Take direct binding for example. I think everyone who’s fluent in more than one language is familiar with the confusion when they’re asked what language they think in. At least it sure is tough for me to answer, since it’s a weird jumble in there. I think about ideas and feelings in Hungarian, and that’s also the language I talk to myself in most of the time. However when I’m using my computer (which is quite a lot of time) it all switches over to English, the native language of the internet. Then I go out shopping or drinking with friends and my mind’s already in Japanese mode. (I don’t think about plants. Or fish.) Of course I can (probably) express the same ideas in any three of these languages, but it’s just more comfortable in one than the others.
On the other hand I can’t help but wonder just how hard it must be to collect all the elements mentioned in the presentation. While he says that immersion doesn’t work just like that, the pieces he describes later are the important part of immersion. It’s not about just living in the environment – the point is that you’re dependent on the language. I spent a year in TUFS-JLC learning Japanese, and while that served as a very important basis, and I had people tell me just how good I was at the language half a year in, looking back I feel that my English improved more in that year than my Japanese. I lived in a dorm surrounded by other foreign students, all of whom could speak English, so we were simply not forced to use Japanese. Then I was thrown into the university environment where suddenly no one in my daily life spoke hardly any English whatsoever. A year later one of my clubmates told me, “man your Japanese got so much better. A year ago we could barely communicate at all.”
So basically the presentation’s point is this: you need to live in a helpful native environment where you’re forced to use the language. To me it’s but obvious that under those conditions you can get fluent in six months. Though I have doubts whether you can properly learn the language in that time. Daily conversation and knowing a language are two pretty distinct things. Sure, I could chat through the night (slightly drunk) in Japanese a few months in, it took years until I could reliably understand “everything”. I’d say that the toughest piece in Lonsdale’s equation is the language parent. I think it could prove extremely difficult to find someone like that. Or maybe you just need to be more social and less of a shut-in than I am.

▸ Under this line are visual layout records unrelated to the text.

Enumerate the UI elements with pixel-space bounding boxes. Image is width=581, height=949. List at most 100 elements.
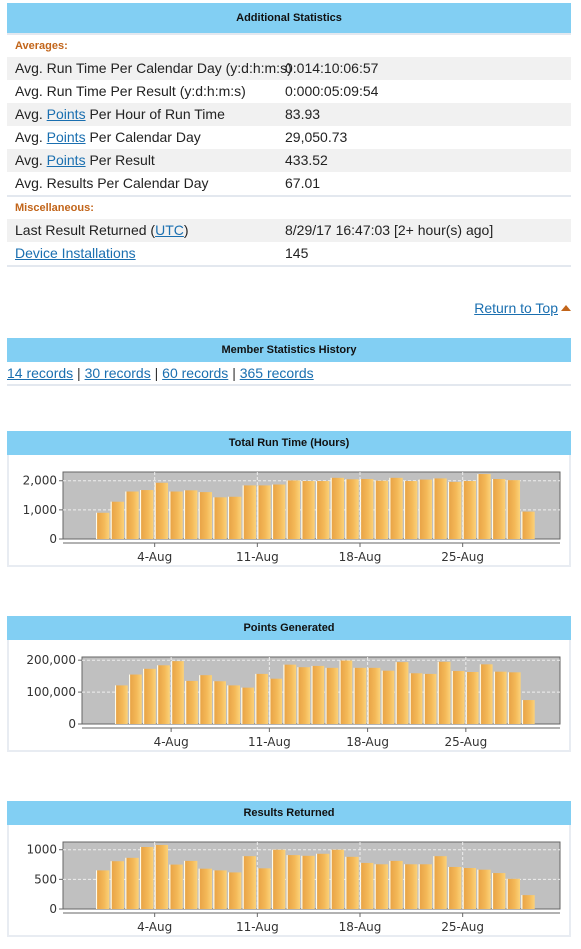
x-tick-label: 4-Aug (137, 920, 172, 934)
x-tick-label: 18-Aug (339, 550, 382, 564)
bar (129, 674, 142, 724)
y-tick-label: 0 (49, 532, 57, 546)
bar (433, 856, 447, 909)
return-to-top[interactable]: Return to Top (474, 300, 571, 316)
last-result-value: 8/29/17 16:47:03 [2+ hour(s) ago] (285, 222, 494, 238)
stat-label-prefix: Avg. (15, 152, 47, 168)
utc-link[interactable]: UTC (155, 222, 184, 238)
stat-row: Avg. Results Per Calendar Day 67.01 (7, 172, 571, 195)
bar (311, 665, 325, 724)
bar (169, 491, 183, 539)
bar (448, 866, 462, 909)
bar (96, 870, 110, 909)
y-tick-label: 1000 (26, 843, 57, 857)
bar (404, 864, 418, 909)
bar (301, 481, 315, 539)
bar (409, 673, 423, 724)
chart-results-returned: Results Returned 0 500 1000 4-Aug 11-Aug 18-A… (7, 801, 571, 937)
bar (345, 856, 359, 909)
x-tick-label: 4-Aug (137, 550, 172, 564)
x-tick-label: 25-Aug (441, 550, 484, 564)
bar (228, 496, 242, 539)
x-tick-label: 18-Aug (346, 735, 389, 749)
bar (462, 481, 477, 539)
stat-label: Device Installations (15, 242, 285, 265)
y-tick-label: 200,000 (26, 653, 76, 667)
bar (521, 511, 535, 539)
stat-label: Avg. Run Time Per Calendar Day (y:d:h:m:… (15, 60, 292, 76)
stat-label-suffix: ) (183, 222, 189, 238)
bar (241, 687, 255, 724)
stat-label: Last Result Returned (UTC) (15, 219, 285, 242)
records-60-link[interactable]: 60 records (162, 365, 228, 381)
bar (169, 864, 183, 909)
bar (257, 485, 271, 539)
records-14-link[interactable]: 14 records (7, 365, 73, 381)
stat-label-suffix: Per Result (85, 152, 155, 168)
bar (154, 482, 169, 539)
chevron-up-icon (561, 305, 571, 311)
stat-label: Avg. Points Per Calendar Day (15, 126, 285, 149)
bar (507, 672, 521, 724)
bar (492, 873, 506, 909)
points-link[interactable]: Points (47, 152, 86, 168)
bar (477, 474, 491, 539)
bar (125, 857, 139, 909)
y-tick-label: 0 (68, 717, 76, 731)
additional-statistics-header: Additional Statistics (7, 3, 571, 33)
bar (227, 685, 240, 724)
stat-row-last-result: Last Result Returned (UTC) 8/29/17 16:47… (7, 219, 571, 242)
bar (521, 700, 535, 724)
bar (418, 479, 433, 539)
stat-value: 67.01 (285, 175, 321, 191)
stat-label-suffix: Per Hour of Run Time (85, 106, 225, 122)
stat-label: Avg. Points Per Hour of Run Time (15, 103, 285, 126)
bar (198, 492, 213, 539)
stat-row: Avg. Points Per Calendar Day 29,050.73 (7, 126, 571, 149)
stat-value: 0:014:10:06:57 (285, 60, 379, 76)
separator: | (150, 365, 163, 381)
records-30-link[interactable]: 30 records (85, 365, 151, 381)
bar (96, 512, 110, 539)
y-tick-label: 100,000 (26, 685, 76, 699)
bar (115, 685, 128, 724)
x-tick-label: 11-Aug (236, 550, 279, 564)
stat-row: Avg. Points Per Hour of Run Time 83.93 (7, 103, 571, 126)
bar (301, 855, 315, 909)
chart-points-generated: Points Generated 0 100,000 200,000 4-Aug 11-… (7, 616, 571, 752)
bar (213, 681, 226, 724)
bar (423, 673, 437, 724)
bar (125, 491, 139, 539)
points-link[interactable]: Points (47, 106, 86, 122)
bar (272, 484, 286, 539)
chart-title: Points Generated (7, 616, 571, 640)
divider (7, 265, 571, 267)
bar (389, 860, 403, 909)
stat-value: 433.52 (285, 152, 328, 168)
return-to-top-link[interactable]: Return to Top (474, 300, 558, 316)
x-tick-label: 11-Aug (248, 735, 291, 749)
stat-label-prefix: Avg. (15, 129, 47, 145)
stat-label-prefix: Avg. (15, 106, 47, 122)
device-installations-link[interactable]: Device Installations (15, 245, 136, 261)
stat-row: Avg. Run Time Per Result (y:d:h:m:s) 0:0… (7, 80, 571, 103)
bar (367, 667, 381, 724)
bar (242, 856, 257, 909)
chart-container: 0 500 1000 4-Aug 11-Aug 18-Aug 25-Aug (7, 825, 571, 937)
y-tick-label: 1,000 (23, 503, 57, 517)
stat-label: Avg. Results Per Calendar Day (15, 175, 209, 191)
bar (506, 480, 521, 539)
bar (228, 872, 242, 909)
bar (255, 673, 269, 724)
stat-row: Avg. Points Per Result 433.52 (7, 149, 571, 172)
bar (140, 490, 154, 539)
bar (269, 678, 283, 724)
bar (374, 480, 389, 539)
stat-label-prefix: Last Result Returned ( (15, 222, 156, 238)
device-installations-value: 145 (285, 245, 309, 261)
records-365-link[interactable]: 365 records (240, 365, 314, 381)
bar (316, 481, 330, 539)
bar (353, 667, 367, 724)
points-link[interactable]: Points (47, 129, 86, 145)
bar (451, 671, 465, 724)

Well, you don’t really need any “secret recipes” or tricks that some people try to make you believe are necessary. In most cases it’s mere talk than any help, especially for the ordinary citizen. In reality it’s pretty simple, the key to success is continuous practice and usage, learning by doing .. and that applies to everything. As long as you’re not trying to force it and really are interested and at least a little bit motivated, you can learn anything you want. Also the more often you do it and the more fun you have doing it, the faster you will progress.